And so it’s strange to read Taylor’s latest novel and see almost none of that critical acumen applied. You know better!!! His latest novel is precious, obvious, narratively over-familiar and idiomatic, and gestures at the greats (characters reading Proust, Garshin, and Mauriac, the style aping Chekhov) while falling well short of their marks. It’s a linked set of stories masquerading as a novel, juxtaposition standing in for cohesion, a grim processional of interchangeable characters making bad decisions for bad reasons in a milieu where nothing really matters. The title comes from an early passage in the book, where a character thinks of his life as
living in a museum exhibit or dollhouse. It was so easy to imagine the hands of some enormous and indifferent God prying the house open and squinting at them as they went about their lives on their circuits like little automatons in an exhibit called The Late Americans.
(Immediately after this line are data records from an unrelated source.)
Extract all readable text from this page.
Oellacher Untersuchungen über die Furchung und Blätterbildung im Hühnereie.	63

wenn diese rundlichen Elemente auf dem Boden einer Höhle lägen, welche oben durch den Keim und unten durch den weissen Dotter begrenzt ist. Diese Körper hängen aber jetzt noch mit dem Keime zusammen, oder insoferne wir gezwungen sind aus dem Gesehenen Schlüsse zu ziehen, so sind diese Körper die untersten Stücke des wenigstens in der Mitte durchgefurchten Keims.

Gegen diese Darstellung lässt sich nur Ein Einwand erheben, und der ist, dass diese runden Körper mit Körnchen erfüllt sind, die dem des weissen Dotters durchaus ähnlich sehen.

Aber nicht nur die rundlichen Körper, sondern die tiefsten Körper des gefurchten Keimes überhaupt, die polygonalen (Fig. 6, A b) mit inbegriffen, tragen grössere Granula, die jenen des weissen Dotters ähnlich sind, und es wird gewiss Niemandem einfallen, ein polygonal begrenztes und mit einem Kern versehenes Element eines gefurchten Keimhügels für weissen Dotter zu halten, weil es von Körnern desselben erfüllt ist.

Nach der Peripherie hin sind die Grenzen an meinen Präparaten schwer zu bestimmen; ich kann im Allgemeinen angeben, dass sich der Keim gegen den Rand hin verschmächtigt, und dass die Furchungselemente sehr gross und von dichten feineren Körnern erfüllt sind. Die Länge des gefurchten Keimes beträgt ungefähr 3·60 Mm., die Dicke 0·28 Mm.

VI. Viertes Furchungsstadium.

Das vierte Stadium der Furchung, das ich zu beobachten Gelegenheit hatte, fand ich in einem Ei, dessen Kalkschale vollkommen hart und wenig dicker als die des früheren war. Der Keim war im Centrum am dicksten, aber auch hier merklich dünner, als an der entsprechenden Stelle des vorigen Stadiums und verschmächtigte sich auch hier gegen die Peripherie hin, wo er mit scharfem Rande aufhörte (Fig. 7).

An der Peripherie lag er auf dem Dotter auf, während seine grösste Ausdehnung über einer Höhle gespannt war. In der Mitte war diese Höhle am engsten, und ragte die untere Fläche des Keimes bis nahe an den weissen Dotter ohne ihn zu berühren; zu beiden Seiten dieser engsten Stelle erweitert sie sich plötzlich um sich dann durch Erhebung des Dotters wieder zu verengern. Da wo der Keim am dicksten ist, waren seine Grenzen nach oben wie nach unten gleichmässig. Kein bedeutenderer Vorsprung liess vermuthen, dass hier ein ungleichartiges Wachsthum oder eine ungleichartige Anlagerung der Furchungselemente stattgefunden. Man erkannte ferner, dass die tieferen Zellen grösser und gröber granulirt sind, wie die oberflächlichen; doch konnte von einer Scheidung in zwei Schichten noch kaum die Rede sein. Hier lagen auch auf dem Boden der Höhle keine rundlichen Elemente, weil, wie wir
And the creator of this book displays a similar indifference: here are some characters in Iowa, here they are fucking, and here they are in broken relationships. Do with that what you will. And it’s extra galling to read a novel like this after Taylor’s own newsletter just bemoaned “the novels of vibey contemporary consciousness where unbathed millennials have sex and sometimes get UTIs and think about capitalism … [with] no real moral schema there. No moral vector to any of the actions.” The call is coming from inside the house!